Another skills-transfer opportunity was in teaching arteriovenous (AV) fistula. One of the things I focused on was teaching them how to choose the appropriate patient, and I did a lot of teaching that involved the multidisciplinary care team including surgeons, nephrologists, and radiologists. AV fistula is the preferable means for dialysis, and it will significantly reduce infections and other possible complications. We created four AV fistulas during my time; I performed the first but assisted or observed on the others.
The hospital wasn’t comfortable creating AV fistulas in the past, so the greatest benefit from my visit was to help them identify the resources that they already have to do it, and—for the resources that they do not have—to request them from the government which is willing to support them.
After I evaluated their capacity and ability to do AV fistulas, we chose patients and worked with radiology to teach them how to do vein mapping and ultrasound themselves. We guided them on how to assess the patients and showed them everything that they can do when using the equipment as well as the personnel that they already have. We also identified where there were deficiencies that require more attention and improvement, such as training.

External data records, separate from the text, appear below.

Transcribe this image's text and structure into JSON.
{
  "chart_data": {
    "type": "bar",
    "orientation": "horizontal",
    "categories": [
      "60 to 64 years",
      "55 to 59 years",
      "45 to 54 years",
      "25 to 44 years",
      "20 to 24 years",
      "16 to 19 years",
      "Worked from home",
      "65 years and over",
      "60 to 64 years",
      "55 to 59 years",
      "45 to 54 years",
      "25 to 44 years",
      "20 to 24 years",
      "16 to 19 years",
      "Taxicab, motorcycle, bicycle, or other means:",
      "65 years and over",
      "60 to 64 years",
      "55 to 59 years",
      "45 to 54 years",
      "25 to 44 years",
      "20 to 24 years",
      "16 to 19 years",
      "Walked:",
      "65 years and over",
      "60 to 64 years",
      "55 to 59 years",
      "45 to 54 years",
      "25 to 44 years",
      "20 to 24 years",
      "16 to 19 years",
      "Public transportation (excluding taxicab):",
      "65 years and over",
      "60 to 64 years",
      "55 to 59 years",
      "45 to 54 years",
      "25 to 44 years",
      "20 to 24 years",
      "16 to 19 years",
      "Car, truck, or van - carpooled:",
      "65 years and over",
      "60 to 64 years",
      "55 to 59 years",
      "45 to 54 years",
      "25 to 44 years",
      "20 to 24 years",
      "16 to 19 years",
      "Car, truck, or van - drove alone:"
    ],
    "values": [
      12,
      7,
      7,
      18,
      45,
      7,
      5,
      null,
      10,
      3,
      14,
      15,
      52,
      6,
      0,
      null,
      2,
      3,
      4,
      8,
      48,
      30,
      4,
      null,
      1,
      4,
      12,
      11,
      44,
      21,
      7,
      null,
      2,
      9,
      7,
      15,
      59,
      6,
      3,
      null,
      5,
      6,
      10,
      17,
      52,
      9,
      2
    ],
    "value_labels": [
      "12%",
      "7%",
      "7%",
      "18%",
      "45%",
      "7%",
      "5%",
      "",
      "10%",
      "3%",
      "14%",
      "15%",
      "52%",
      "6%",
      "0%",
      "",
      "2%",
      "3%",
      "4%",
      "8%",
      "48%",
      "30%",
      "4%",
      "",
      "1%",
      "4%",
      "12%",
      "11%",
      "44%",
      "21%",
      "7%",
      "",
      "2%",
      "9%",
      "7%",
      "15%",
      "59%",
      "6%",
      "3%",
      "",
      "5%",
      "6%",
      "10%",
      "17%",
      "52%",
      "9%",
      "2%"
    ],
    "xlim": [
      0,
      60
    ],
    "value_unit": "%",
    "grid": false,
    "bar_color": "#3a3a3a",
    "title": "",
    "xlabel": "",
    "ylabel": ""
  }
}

ACS HOPE will need to support further training of the UTH surgeons in performing brachial basilic fistulas and surgical management of postoperative fistulas. This training can be done by vascular, transplant, or general surgeons with AV fistula experience. Future ACS visiting surgeons should know that UTH has all the necessary equipment to perform basic autologous AV fistulas in the operating room. The focus on future visits should be skills transfer in the operating room and postoperative management.
I can comfortably say that the UTH surgeons are now able to identify appropriate patients for AV fistula creation. They are competent in their ability to perform a radial cephalic and brachial cephalic AV fistula, but they will benefit from further supervision of these fistulas and will require further training to perform a brachial basilic fistula and eventually AV graft placement. I believe that is possible if ACS HOPE offers the opportunity to surgeon from various US institutions to travel to Zambia and work on transferring skills to the surgeons at UTH.
It’s an ongoing process, and they could build on each other’s work to assess and improve the program. This is not a one-time thing and to really complete the process I am committed to going back. I would also like to recruit a team to either go back with me or take turns going, which I think would be more sustainable. We need to have volunteers to travel to Lusaka three or four times a year until the program is up and running.
I appreciate having this chance to meet with all the individuals there and work with them on building this service, I think there is a really good opportunity to move forward with the ACS HOPE effort and build on it. The team in UTH were incredibly engaged and enthusiastic about working with us, we couldn’t ask for more. I’m very excited and look forward to the next chapter of this collaboration.